Обсуждение: Creating multiple indexes in one table scan.

Поиск
Список
Период
Сортировка

Creating multiple indexes in one table scan.

От
Gurjeet Singh
Дата:
I was going though the minutes of PGCon 2012 DEveloper Meeting [1] and came across this:
    Bruce points out the even simpler case is to build several indexes in parallel over the same scan.

I thought I had posted a patch to that effect long back, but upon searching my emails apparently I forgot about the patch.

Attached is the patch that I developed in Nov. 2010, so expect a lot of bit rot. I had tried to make it elegant, but I have to admit its a hack. This patch does not imply that it is using any kind of parallelism, the context in which that above statement was made. It just helps to avoid scanning the same relation multiple times. I performed some tests on it and AFAICR, this did not produce a net win.
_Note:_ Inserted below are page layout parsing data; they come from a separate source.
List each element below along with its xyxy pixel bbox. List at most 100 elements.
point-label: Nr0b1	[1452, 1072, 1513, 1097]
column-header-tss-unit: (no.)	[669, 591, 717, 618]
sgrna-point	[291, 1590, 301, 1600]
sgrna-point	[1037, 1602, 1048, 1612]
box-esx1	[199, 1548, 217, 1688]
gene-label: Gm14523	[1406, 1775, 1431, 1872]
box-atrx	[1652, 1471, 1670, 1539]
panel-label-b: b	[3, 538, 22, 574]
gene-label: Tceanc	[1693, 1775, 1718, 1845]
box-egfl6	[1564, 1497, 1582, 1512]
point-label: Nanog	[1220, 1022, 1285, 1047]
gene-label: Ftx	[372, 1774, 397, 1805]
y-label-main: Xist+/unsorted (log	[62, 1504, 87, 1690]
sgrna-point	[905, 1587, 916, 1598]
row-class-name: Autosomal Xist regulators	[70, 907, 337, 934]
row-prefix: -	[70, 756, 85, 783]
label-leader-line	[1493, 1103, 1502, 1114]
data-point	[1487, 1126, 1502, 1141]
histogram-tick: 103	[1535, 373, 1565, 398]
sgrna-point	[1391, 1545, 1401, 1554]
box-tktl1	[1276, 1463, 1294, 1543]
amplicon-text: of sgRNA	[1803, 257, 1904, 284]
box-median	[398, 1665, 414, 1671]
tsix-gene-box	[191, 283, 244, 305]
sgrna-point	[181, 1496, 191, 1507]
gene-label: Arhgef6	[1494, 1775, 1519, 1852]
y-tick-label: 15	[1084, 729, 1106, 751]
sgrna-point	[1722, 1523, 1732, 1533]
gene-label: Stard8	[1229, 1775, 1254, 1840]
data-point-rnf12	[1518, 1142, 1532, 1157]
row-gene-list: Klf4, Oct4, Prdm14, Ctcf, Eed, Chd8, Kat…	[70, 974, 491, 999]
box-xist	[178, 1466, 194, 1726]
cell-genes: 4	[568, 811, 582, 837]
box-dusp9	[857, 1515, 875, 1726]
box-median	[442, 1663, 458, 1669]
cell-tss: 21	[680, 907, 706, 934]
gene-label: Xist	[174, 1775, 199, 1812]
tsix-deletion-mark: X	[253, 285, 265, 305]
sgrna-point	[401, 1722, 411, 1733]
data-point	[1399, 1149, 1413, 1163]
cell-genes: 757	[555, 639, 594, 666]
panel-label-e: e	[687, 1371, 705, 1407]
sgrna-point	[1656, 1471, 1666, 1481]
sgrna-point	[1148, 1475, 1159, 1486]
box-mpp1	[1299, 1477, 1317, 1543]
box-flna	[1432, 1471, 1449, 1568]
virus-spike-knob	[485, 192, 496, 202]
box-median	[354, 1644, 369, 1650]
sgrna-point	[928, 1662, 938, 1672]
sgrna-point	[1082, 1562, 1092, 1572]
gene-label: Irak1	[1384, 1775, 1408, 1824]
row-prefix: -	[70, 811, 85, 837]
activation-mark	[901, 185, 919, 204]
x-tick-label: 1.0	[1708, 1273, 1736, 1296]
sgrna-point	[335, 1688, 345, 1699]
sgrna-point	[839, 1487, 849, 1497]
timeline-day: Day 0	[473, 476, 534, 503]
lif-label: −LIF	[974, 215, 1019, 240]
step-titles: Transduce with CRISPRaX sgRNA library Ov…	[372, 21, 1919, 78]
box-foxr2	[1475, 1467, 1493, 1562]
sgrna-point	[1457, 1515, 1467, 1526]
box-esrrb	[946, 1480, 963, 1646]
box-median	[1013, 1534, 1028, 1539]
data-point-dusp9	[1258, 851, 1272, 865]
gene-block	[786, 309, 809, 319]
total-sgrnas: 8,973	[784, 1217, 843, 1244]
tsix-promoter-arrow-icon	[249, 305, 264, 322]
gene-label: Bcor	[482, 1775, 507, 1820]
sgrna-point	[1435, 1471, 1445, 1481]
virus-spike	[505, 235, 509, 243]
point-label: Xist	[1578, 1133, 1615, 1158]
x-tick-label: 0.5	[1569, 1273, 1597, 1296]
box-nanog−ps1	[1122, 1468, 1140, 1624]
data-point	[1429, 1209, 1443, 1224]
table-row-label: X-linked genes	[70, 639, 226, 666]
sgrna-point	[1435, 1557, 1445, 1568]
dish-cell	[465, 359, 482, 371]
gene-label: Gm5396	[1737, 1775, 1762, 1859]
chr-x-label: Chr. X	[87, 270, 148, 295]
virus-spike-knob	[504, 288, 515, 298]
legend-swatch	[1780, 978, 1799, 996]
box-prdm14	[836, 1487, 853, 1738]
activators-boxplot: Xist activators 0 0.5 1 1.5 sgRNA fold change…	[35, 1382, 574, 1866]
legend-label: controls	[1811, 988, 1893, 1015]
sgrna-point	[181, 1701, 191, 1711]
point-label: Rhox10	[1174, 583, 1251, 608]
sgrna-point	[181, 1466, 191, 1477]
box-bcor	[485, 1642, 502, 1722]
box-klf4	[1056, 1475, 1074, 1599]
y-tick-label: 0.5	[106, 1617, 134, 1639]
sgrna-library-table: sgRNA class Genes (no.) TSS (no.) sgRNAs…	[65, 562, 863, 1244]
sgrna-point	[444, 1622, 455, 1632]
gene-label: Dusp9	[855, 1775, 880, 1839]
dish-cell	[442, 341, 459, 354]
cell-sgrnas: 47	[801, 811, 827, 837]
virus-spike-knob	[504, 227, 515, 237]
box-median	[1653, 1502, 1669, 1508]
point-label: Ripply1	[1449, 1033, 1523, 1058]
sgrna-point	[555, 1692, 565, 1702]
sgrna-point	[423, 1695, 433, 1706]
But those tests may have been performed in a virtual machine and not on a bare metal, I forget.

AFAICR, this is how it works:

.) It introduces a new type of SQL statement:
    CREATE INDEX ....., CREATE INDEX ..., CREATE INDEX.

    That is, it makes it legal to join multiple CREATE INDEX statements, separated by comma.

.) During the execution phase (IndexBuildHeapScan()), it gathers all the statements in a stack-like data structure before processing any tuples from the heap.

.) When done gathering all the CREATE INDEX statements, it proceeds to process the heap.

.) For each heap tuple it calls each index's build method as usual.

Best regards,

PS: Please expect intermittent replies over the next few days.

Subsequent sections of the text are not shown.